Esta oposición al colosal idealismo hegeliano era casi una exigencia del pensamiento finisecular; he ahí que un par de décadas antes y con un discurso, por enfebrecido y alegórico, absolutamente alejado del templado y nítido de Russell y Wittgenstein, Fiedrich Nietzsche había decretado el “entierro de la Metafísica”. Y al mismo tiempo que nuestra pareja de lógicos discutía por los squares del Trinity, Martin Heidegger publicaba su proceloso Ser y tiempo (1927), donde no solo la Metafísica, sino la propia humanidad se definía como un transcurrir de epifanías; o sea, el “ser”, en toda su inmensidad existencial —incluida, claro es, la ciencia—, a juicio de Heidegger, había sido y sería un insólito y sucesivo “desvelamiento epocal”.

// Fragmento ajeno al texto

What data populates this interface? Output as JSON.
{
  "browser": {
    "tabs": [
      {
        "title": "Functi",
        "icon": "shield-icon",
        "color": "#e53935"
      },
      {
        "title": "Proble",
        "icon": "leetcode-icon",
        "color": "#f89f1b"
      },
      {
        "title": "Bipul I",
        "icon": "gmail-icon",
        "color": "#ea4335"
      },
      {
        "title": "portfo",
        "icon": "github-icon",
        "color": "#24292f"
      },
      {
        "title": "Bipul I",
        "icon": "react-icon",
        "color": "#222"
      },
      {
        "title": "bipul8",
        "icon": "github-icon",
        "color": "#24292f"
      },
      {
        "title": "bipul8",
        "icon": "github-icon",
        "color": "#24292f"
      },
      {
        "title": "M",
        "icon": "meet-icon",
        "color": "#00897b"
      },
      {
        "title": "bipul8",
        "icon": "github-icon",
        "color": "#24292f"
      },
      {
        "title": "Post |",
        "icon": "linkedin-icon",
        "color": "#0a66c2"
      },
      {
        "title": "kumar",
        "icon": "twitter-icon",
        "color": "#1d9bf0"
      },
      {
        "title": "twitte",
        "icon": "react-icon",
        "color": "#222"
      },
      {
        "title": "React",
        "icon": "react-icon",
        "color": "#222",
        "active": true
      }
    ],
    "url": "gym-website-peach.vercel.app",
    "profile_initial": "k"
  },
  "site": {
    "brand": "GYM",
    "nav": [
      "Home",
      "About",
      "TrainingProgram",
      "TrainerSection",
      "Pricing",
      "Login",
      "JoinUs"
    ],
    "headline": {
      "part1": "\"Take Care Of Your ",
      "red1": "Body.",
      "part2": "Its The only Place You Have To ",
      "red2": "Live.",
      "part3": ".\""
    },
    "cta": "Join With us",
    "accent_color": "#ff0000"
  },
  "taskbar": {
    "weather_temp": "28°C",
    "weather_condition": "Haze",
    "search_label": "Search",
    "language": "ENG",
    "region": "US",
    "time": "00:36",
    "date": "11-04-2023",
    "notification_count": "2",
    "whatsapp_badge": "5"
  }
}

Sostengo, por mi parte, que todos ellos no son sino epígonos de la Crítica de la razón pura (1787), donde el inmenso Kant intentó dilucidar las tres preguntas claves: ¿cómo conozco?, ¿qué conozco?, y entonces, ¿qué puedo esperar? Demandas que, si nos detenemos a pensar y por su luminosa radicalidad, nos abocan al legendario Tales de Mileto y a su búsqueda de un principio indudable, y por tanto, al origen mismo de la Filosofía —o de la Metafísica—. Y desde aquel s. VI a.C., en la Jonia, razona que te razona, la Metafísica se fue convirtiendo, como señaló certeramente Nietzsche, en la “médula de Occidente”; es decir, en la madre nutricia e impulsora de las ciencias, y con las ciencias y sus avances, de la sociedad; en definitiva, que la Metafísica —o la ontología o la gnoseología, según prefieran llamarla—, esa inefable tarea donde se han devanado sucesivamente y a través de los siglos los más brillantes ingenios de nuestra cultura, ha constituido el carácter singular, con su genuina dignidad, de Occidente, cuya plasmación es el hombre erguido y frente al mundo, circunstancia ignota para el resto de las civilizaciones.

Pues, pese a este esfuerzo, constitutivo y sustancial en nuestra identidad, el Ministerio de Educación ha intentado prevenir al alumno contra la Filosofía. Como ya sabrán, en el nuevo currículo de Bachillerato, se ha incluido como un rasgo primordial de la historia de nuestro pensamiento la misoginia de los filósofos; algo, sobre negativo para el aprendizaje de la asignatura, residual en sus complejos y amplios contenidos, incluso cuando se acomete su licenciatura, pues en sus textos apenas asoma y de manera muy ocasional. Y, por tanto, aunque me acoja a la irónica respuesta de Fernando Savater ante esta grosera medida —cuya abolición espero—, la eutrapelia savateriana no me impide sospechar, tras la disposición ministerial, una pérfida intención por sumir a los jóvenes —ya de por sí alterados por su bullente biología y por los chismes electrónicos— en un “año cero” del pensamiento; empeño que tiene una muy sórdida y repelente definición.